Inizia con un licenziamento la nuova settimana del governo laburista britannico. Dopo le feroci polemiche che per settimane avevano accompagnato il nuovo capo dello staff di Downing Street, Sue Gray, domenica pomeriggio sono state annunciate le sue dimissioni. Che Gray non avesse ormai altra scelta, avendo contro praticamente molti dei colleghi con i quali avrebbe dovuto lavorare, era risaputo. La goccia che ha fatto traboccare il vaso è stata sicuramente la rivelazione della Bbc sull'ammontare annuale del suo salario, più alto persino di quello dello stesso premier. Il fatto che Gray avesse scelto di disertare il congresso annuale del partito, recandosi assieme a Starmer all'assemblea generale delle Nazioni Unite, non ha fatto che esacerbare gli animi da una parte e preparare il terreno per il suo abbandono dall'altra.
Ieri, all'incontro delle lobby parlamentari, il portavoce di Downing Street ha evitato di rispondere ai giornalisti che gli chiedevano se la signora Gray era stata licenziata o si era dimessa. «Credo che dalla nota stampa del primo ministro - si è limitato a spiegare - voi vediate che lui è impegnato a portare a termine il cambiamento per il quale è stato eletto e a prendere le decisioni che garantiscano al governo di dotarsi delle strutture adatte a completare al meglio tale cambiamento». A seguire i ringraziamenti di rito, ma nessuna spiegazione invece sul nuovo ruolo di inviata per le nazioni e le regioni, se si tratterà di un impegno part-time, quanto verrà pagata e se riceverà un titolo nobiliare per quella che è, a tutti gli effetti, una brutale recessione.
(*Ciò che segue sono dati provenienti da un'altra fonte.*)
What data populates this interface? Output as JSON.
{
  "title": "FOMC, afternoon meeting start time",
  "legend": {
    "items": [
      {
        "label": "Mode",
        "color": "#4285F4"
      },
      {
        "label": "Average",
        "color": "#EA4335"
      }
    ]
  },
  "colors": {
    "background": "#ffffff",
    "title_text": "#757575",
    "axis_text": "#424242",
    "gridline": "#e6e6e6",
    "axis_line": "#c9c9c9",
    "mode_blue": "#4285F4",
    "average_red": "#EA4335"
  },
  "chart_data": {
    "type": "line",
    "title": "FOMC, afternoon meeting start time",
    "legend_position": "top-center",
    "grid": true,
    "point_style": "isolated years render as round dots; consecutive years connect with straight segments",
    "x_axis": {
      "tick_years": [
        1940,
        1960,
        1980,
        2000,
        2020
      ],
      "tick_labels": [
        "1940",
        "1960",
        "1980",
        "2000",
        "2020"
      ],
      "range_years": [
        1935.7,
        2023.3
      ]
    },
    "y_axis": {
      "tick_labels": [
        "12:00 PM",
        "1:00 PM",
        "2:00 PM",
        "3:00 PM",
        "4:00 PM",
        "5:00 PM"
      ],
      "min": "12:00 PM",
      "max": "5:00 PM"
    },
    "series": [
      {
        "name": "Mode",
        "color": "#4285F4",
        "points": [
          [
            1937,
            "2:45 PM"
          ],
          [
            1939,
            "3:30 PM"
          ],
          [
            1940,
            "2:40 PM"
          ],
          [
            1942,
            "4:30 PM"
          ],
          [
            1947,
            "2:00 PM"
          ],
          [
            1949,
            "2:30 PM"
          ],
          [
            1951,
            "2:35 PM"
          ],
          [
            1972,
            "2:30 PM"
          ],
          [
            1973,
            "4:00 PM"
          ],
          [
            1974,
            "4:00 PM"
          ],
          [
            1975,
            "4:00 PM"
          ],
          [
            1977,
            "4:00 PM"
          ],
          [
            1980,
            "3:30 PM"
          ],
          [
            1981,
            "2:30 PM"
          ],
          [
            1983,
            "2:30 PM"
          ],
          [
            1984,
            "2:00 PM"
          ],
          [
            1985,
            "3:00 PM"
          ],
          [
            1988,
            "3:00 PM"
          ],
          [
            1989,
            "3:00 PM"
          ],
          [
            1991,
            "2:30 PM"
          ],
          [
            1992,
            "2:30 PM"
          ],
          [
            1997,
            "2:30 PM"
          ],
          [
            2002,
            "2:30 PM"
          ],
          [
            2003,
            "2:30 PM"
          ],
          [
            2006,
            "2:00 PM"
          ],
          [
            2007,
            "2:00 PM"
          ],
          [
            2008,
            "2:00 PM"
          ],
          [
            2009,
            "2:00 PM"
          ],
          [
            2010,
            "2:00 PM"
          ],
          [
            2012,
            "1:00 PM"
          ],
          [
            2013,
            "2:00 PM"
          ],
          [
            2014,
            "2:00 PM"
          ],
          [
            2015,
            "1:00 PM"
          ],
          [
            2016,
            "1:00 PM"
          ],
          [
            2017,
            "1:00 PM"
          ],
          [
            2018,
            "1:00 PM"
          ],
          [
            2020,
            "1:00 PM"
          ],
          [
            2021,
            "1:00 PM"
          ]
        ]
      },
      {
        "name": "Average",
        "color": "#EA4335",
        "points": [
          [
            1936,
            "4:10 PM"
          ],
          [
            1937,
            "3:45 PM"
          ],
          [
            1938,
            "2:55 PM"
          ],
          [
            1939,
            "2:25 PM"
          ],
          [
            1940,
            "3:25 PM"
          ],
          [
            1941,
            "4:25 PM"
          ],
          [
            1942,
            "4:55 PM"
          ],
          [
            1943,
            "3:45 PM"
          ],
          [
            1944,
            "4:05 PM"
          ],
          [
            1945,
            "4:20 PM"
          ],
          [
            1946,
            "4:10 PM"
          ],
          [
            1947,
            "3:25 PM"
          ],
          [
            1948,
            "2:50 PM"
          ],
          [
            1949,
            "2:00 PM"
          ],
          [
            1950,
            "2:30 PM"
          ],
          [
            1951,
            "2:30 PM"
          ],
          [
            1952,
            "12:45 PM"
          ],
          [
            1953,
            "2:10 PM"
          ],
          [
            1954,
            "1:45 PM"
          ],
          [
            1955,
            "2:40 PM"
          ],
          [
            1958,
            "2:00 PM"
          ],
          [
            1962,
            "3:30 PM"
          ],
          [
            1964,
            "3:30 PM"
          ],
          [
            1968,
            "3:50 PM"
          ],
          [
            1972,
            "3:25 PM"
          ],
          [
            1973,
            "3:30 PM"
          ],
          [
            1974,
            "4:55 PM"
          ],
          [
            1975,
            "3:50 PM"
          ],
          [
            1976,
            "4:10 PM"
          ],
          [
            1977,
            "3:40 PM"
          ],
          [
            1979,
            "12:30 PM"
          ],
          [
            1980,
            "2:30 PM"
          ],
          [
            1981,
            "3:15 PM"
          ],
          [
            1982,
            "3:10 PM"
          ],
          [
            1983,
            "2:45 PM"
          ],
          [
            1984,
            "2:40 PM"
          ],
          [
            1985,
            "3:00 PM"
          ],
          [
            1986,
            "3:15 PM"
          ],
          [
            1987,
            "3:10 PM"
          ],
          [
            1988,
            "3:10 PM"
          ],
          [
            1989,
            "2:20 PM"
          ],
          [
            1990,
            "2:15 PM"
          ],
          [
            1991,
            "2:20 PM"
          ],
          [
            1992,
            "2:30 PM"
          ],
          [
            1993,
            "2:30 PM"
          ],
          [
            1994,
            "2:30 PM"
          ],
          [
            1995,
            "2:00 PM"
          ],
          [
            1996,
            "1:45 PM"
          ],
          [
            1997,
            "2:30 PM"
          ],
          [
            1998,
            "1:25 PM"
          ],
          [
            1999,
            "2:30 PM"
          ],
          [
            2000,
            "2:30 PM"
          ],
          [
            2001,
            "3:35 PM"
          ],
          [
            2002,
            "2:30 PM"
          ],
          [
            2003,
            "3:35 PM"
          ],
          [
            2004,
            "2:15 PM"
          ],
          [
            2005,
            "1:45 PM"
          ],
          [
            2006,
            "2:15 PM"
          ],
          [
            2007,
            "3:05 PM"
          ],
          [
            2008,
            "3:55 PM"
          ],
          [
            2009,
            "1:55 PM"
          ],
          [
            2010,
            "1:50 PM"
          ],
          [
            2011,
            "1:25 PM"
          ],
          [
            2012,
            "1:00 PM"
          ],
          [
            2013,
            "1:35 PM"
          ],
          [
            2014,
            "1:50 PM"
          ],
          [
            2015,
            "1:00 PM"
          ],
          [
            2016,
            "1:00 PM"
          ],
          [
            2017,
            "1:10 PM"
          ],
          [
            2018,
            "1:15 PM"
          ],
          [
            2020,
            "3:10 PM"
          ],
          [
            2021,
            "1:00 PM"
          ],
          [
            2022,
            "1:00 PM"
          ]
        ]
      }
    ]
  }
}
Fino alla settimana scorsa Sue Gray era una delle persone più potenti del governo, da ieri è stata relegata a un ruolo nell'ambito del quale avrà che fare con le autorità locali e le deleghe di Londra ai governi scozzese, gallese e del Nord Irlanda.
Il suo posto invece lo prende quel Morgan McSweeney, organizzatore della campagna elettorale di Starmer, considerato da molti l'architetto dell'ondata di fango che ha travolto la collega e costretto Starmer a un rimpasto nel settore dei suoi consulenti più stretti del quale probabilmente avrebbe fatto volentieri a meno. Sembra una questione di mera lana caprina, ma di questi tempi la comunicazione è tutto e anche questo governo non può più permettersi di fare altri passi falsi, soprattutto adesso che la luna di miele con gli elettori è finita e rischia di diventare solo uno sbiadito ricordo alla vigilia del budget di fine ottobre.
Innumerevoli le reazioni e i commenti dei media sulla fine ingloriosa di Gray e su chi effettivamente l'abbia voluta. Mentre Starmer nega di avere dei problemi a lavorare con le donne, il commentatore politico del Financial Times Stephen Bush nota come la sostituzione del capo dello staff apra un dibattito su chi veramente comandi a Downing Street e sul fatto che questa incertezza aveva finora esposto l'esecutivo a numerosissime critiche su «casi» come quello degli omaggi ricevuti da Starmer, che avrebbero potuto venir archiviati in un batter d'occhio.
«Il fatto è che il premier aveva scelto di trasformare il suo staff in un duopolio con un coordinatore politico come McSweeney da una parte e uno amministrativo come Gray dall'altra - spiega Bush - la soluzione funzionava bene all'opposizione, ma non al governo. Adesso che all'errore iniziale è stata messa una pezza, rimane da vedere se McSweeney saprà fare anche il lavoro che era di Gray». Il che non è affatto scontato.